The invitation, penned by McDonald's Sweden President Mats Lederhausen, was communicated in a personalized letter that was hand delivered to the prime minister, MPs and councilors.
"We want the political segment of Swedish life to see what McDonald's is really doing, what kind of a service we provide, and how we treat customers," says Lederhausen. "It would be educational for politicians to get out of their suits for one day, don our uniforms and serve Big Macs, milk shakes and fries.''
According to Lederhausen, the exercise is designed to make the "political class" more aware of the culture which drives McDonald's. "We create 1,000 jobs a year in Sweden. However, politicians have this strange relationship with the service industry and see us as not providing real employment. This is unfortunate for everyone in the service sector and an obstacle to the development of the industry," says Lederhausen.

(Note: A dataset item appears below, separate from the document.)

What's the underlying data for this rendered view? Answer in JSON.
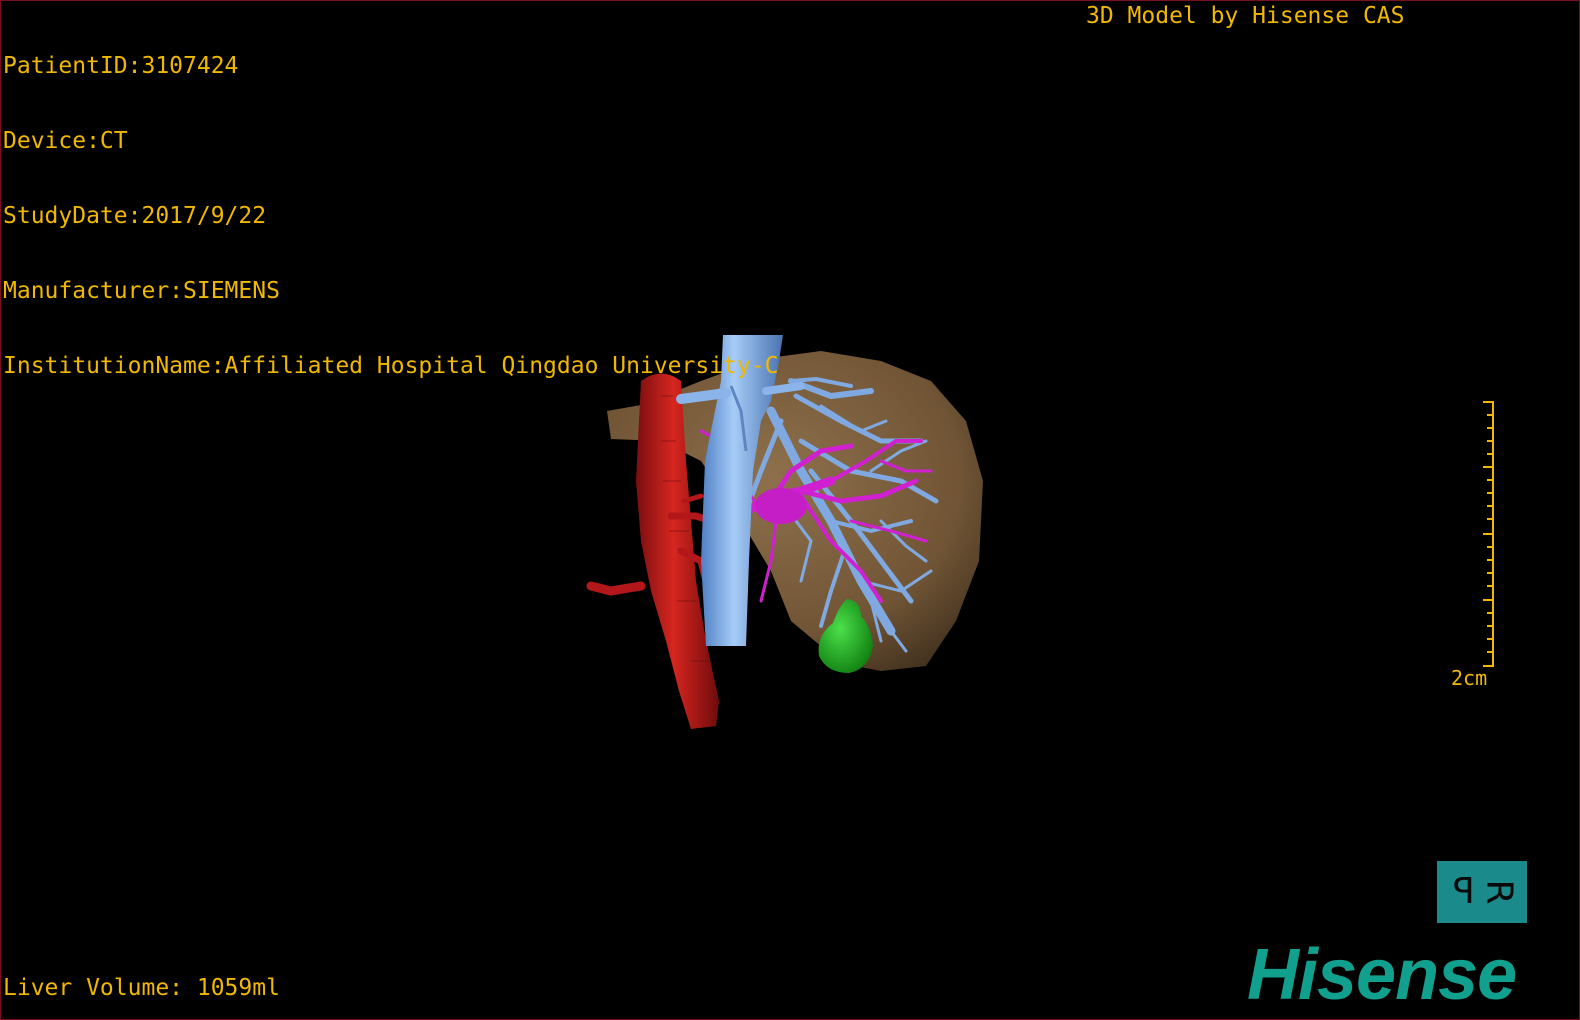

By putting the premier and legislators behind the counter, the fast food company hopes to gain an understanding from power brokers of the problems service companies face. The response to the mass-invitation, says Lederhausen, has been "positive".
"Of the 500 letters sent out, we have received positive replies from around 100, but not so far from prime minister Goran Persson. We hope to receive his letter of acceptance in coming days," he says.
As an added inducement, Lederhausen adds that the politicians "Would of course be paid at the standard rate."